Ms Wesson said: “I’m delighted to have been awarded these costs. It makes a huge difference to our ability to be able to keep on fighting this case. We have raised some money through fundraising, but this is much needed.

“We are also celebrating the one-year anniversary of when the council voted to impose the TRO. This legal action has resulted in a year of that not being implemented. A free year is a huge victory already. It has been year of making sure traders earn what they’re supposed to be earning, and that people aren’t paying £70 pounds to go over the bridge.”

Drivers who are not exempt would face a £70 fine for travelling through the new bus gate, which would be enforced by automatic number plate recognition cameras. A council consultation found a majority of respondents were in favour of the move to improve the environment for walking and cycling. But it has remained controversial.

Mill Road bridge. Picture: Keith Heppell
Mill Road bridge.
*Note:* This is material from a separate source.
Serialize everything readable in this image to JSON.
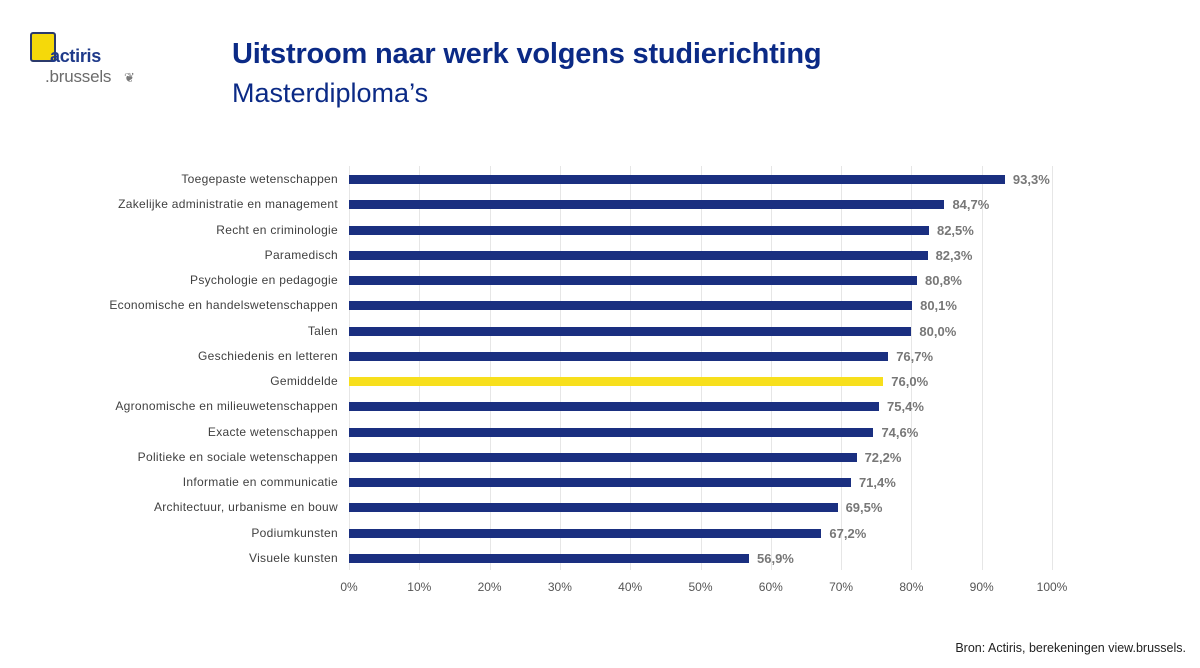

Picture: Keith Heppell

Ms Wesson is now expecting the substantive hearing to decide whether the TRO can be legally enacted will take place in the autumn.

She is to challenge the council on the grounds of a mistake of fact as to an exemption under the Traffic Regulation Order for use of Mill Road by carers of ‘Blue Badge’ holders; a failure to carry out the council’s public sector equality duty under s149 of the Equality Act 2010; erroneously taking into account the potential to attract funding; and an allegation that the decision to make the Traffic Regulation Order was tainted by “apparent bias or predetermination”.

A county council spokesperson said: “We have recently been made aware that the claimant has been awarded partial costs in relation to her application to the court and the hearing back in February on the Mill Road bridge Traffic Regulation Order. It wouldn’t be appropriate to comment further until this case is determined. We will not carry out any works to enforce the TRO until the case is fully resolved.”